About 1760, it can be seen that a new form, that of Minal, was being used. It is very possible that the difficulty of dealing with the three syllables of Mil-den-hall was too much for the local folk who may never have seen the name written down, and who relied only on the pronunciation. They slurred the three syllables together to sound something like “Minorl” which was easier to say, and this in turn, became as Minal. After all, the church is called “Minal Church”, both the old and new Village Halls were and are referred to as Minal Village or Parish Hall and the farming community to the north-east of the village is Minal Woodlands.

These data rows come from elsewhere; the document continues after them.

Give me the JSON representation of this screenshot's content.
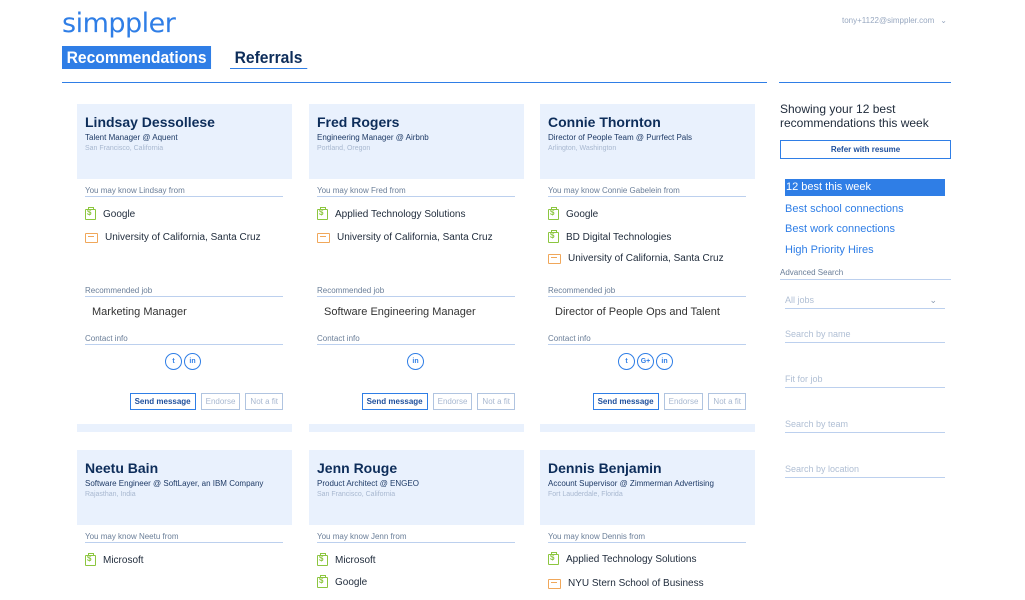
{
  "app": {
    "logo": "simppler",
    "user_email": "tony+1122@simppler.com"
  },
  "tabs": [
    {
      "label": "Recommendations"
    },
    {
      "label": "Referrals"
    }
  ],
  "labels": {
    "recommended_job": "Recommended job",
    "contact_info": "Contact info",
    "send_message": "Send message",
    "endorse": "Endorse",
    "not_a_fit": "Not a fit"
  },
  "cards": [
    {
      "name": "Lindsay Dessollese",
      "title": "Talent Manager @ Aquent",
      "location": "San Francisco, California",
      "know_from": "You may know Lindsay from",
      "connections": [
        {
          "type": "company",
          "label": "Google"
        },
        {
          "type": "school",
          "label": "University of California, Santa Cruz"
        }
      ],
      "job": "Marketing Manager",
      "social": [
        "twitter",
        "linkedin"
      ]
    },
    {
      "name": "Fred Rogers",
      "title": "Engineering Manager @ Airbnb",
      "location": "Portland, Oregon",
      "know_from": "You may know Fred from",
      "connections": [
        {
          "type": "company",
          "label": "Applied Technology Solutions"
        },
        {
          "type": "school",
          "label": "University of California, Santa Cruz"
        }
      ],
      "job": "Software Engineering Manager",
      "social": [
        "linkedin"
      ]
    },
    {
      "name": "Connie Thornton",
      "title": "Director of People Team @ Purrfect Pals",
      "location": "Arlington, Washington",
      "know_from": "You may know Connie Gabelein from",
      "connections": [
        {
          "type": "company",
          "label": "Google"
        },
        {
          "type": "company",
          "label": "BD Digital Technologies"
        },
        {
          "type": "school",
          "label": "University of California, Santa Cruz"
        }
      ],
      "job": "Director of People Ops and Talent",
      "social": [
        "twitter",
        "googleplus",
        "linkedin"
      ]
    },
    {
      "name": "Neetu Bain",
      "title": "Software Engineer @ SoftLayer, an IBM Company",
      "location": "Rajasthan, India",
      "know_from": "You may know Neetu from",
      "connections": [
        {
          "type": "company",
          "label": "Microsoft"
        }
      ]
    },
    {
      "name": "Jenn Rouge",
      "title": "Product Architect @ ENGEO",
      "location": "San Francisco, California",
      "know_from": "You may know Jenn from",
      "connections": [
        {
          "type": "company",
          "label": "Microsoft"
        },
        {
          "type": "company",
          "label": "Google"
        }
      ]
    },
    {
      "name": "Dennis Benjamin",
      "title": "Account Supervisor @ Zimmerman Advertising",
      "location": "Fort Lauderdale, Florida",
      "know_from": "You may know Dennis from",
      "connections": [
        {
          "type": "company",
          "label": "Applied Technology Solutions"
        },
        {
          "type": "school",
          "label": "NYU Stern School of Business"
        }
      ]
    }
  ],
  "sidebar": {
    "title": "Showing your 12 best recommendations this week",
    "refer_button": "Refer with resume",
    "filters": [
      "12 best this week",
      "Best school connections",
      "Best work connections",
      "High Priority Hires"
    ],
    "advanced_label": "Advanced Search",
    "jobs_select": "All jobs",
    "search_name": "Search by name",
    "fit_for_job": "Fit for job",
    "search_team": "Search by team",
    "search_location": "Search by location"
  },
  "colors": {
    "accent": "#2f7ee6",
    "card_bg": "#e9f1fd",
    "company_icon": "#8cc63f",
    "school_icon": "#f0a75a"
  }
}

As with many ancient parishes, local names abound. Cock-a-Troop, possibly a name associated with a signal station or look-out, names perhaps the oldest right-of-way in the parish, following as it does the Roman road south towards Winchester. Another piece of the Roman way has now acquired the name of Greenway. This passes a site known as Ethelred. Chopping Knife on the south side of the valley has a more recent history. It was where folk came to cut sticks for their peas. The strangely named hamlet of Werg was a community of nine dwellings on the River Kennet. One of the many pools on the river, as it wove its way through the water meadows was “Nicker Pool”, where it is said the water spirits played. When the climatic conditions are right, the whirling wraiths can still be seen, so that the local name had good cause to be established.
There is only one other village in Britain called Mildenhall and that is in East Anglia, now the site of a vast United States airfield.
Stitchcombe was Stotecome in 1086, Stotecumb in 1217, Stutescombe by the thirteenth century and fourteen other variations since then. It is now a shadow of its former self but still the centre of a large farm. Poulton was Poltone (the farm by the pool) in 1086. There were eventually two farms there, Poulton Magna and Poulton Parva.
Spellings of Minal
Throughout its life, Minal has gone through a gamut of variations in the way that its name was spelt and pronounced, and as a village has been found in records since the early 9th century. In the Domesday book, in 1086, its spelling was Mildenhalle, but over the years the various spellings and the years that they were recorded are:-
806 – Mildanhald
1086 – Mildenhalle
1241 – Mildhale
1301 – Myldenhale
1428 – Mildenhale
1482 – Myldenhalle
1539 – Midnall
1560 – Mildenghall
1574 – Mildenhale
1657 – Milldinghall
1663 – Minhale
1675 – Middenhall
1694 – Mildenall
1699 – Middonhole
1742 – Mindinhole
1760 – Minal
1780 – Middenhal
1978 – Minal
The village of Mildenhall although spelt this way, had been pronounced Minal by the local residents for centuries. During the long standing rectorship of Rev Courtman, who retired in 1978 at the age of 94, he changed the name of the church to Minal Church, and so one can see both spellings used in the village.